Всю жизнь, сколько он себя помнит, отношения большинства людей к нему строилось именно на основе того, с чем он родился, а не чего добивался сам, и от этого временами становилось тошно. Был какой-то непроглядный абсурд в том, чтобы боготворить людей только за их генетические данные, закрывая глаза на остальное, игнорируя прочие качества, прощая что угодно, если внешность приятна. Но так устроен мир, и красивые люди не хотят перемен. Обычно они говорят, что внешность – не главное, но что они могут об этом знать, если вся их жизнь – обратный пример?
Иногда Ларс испытывал смутный импульс изуродовать себе лицо, чтобы люди оторвались от его созерцания, посмотрели куда-то еще, обратили внимание на интеллект, характер и поступки… хотя знал, что эти вещи интересуют людей меньше всего и последствия будут необратимы. Сегодня он пошел на этот шаг, понимая, что может быть покалечен или растерзан. Шрамы у него в итоге останутся, но не там, где хотелось бы. Как назло, лицо они не тронули, кусали и драли когтями все что угодно, только не его прекрасное лицо.
Так что главного достоинства (и оружия тоже) он так и не лишился. Может, и к лучшему, может, глупость все это. Раз уж он обречен всю жизнь носить обманчиво смазливое личико с геометрически безупречными чертами, нужно хотя бы податься в сферу, где оно не будет иметь значения, где форма, дисциплина и устав уравняют всех под одно достоинство. Там к нему будут относиться так же, как ко всем, ни в чем не выделяя и не возводя в ранг идолов (в глубине души Ларс давно мечтал испытать подобное отношение к себе). Там его научат быть полезным простым людям, а не только самому себе. И на примете у Ларса было одно такое местечко.

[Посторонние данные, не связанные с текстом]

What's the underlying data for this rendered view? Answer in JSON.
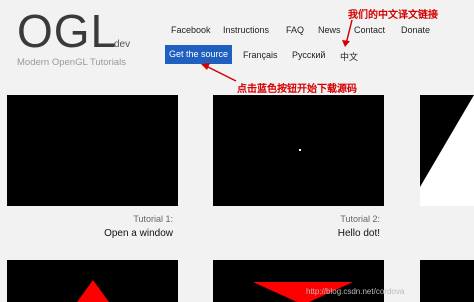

Благодарность – наверное, единственная вещь на свете, которую человек дает, ничего не ожидая взамен, искренне, чисто и безвозмездно. Оказывая кому-то помощь, Ларс делает это по собственной воле, а не потому что родился с этим и не может избежать.
Лоуренс Клиффорд стремился к тотальному контролю над ситуацией в частности и над своей жизнью в целом, и ничто, включая его внешний облик, не имело права диктовать сценарий происходящего. Поэтому он пришел к выводу, что полиция – это для него. Слишком много факторов сошлись в одной точке, как графики функций пересеклись между собой. Там он будет на своем месте, заработает уважение и любовь людей за то, что делает, а не за то, как выглядит. Возможно, добьется известности за раскрытие громких дел, с его умом можно грезить и о таких перспективах.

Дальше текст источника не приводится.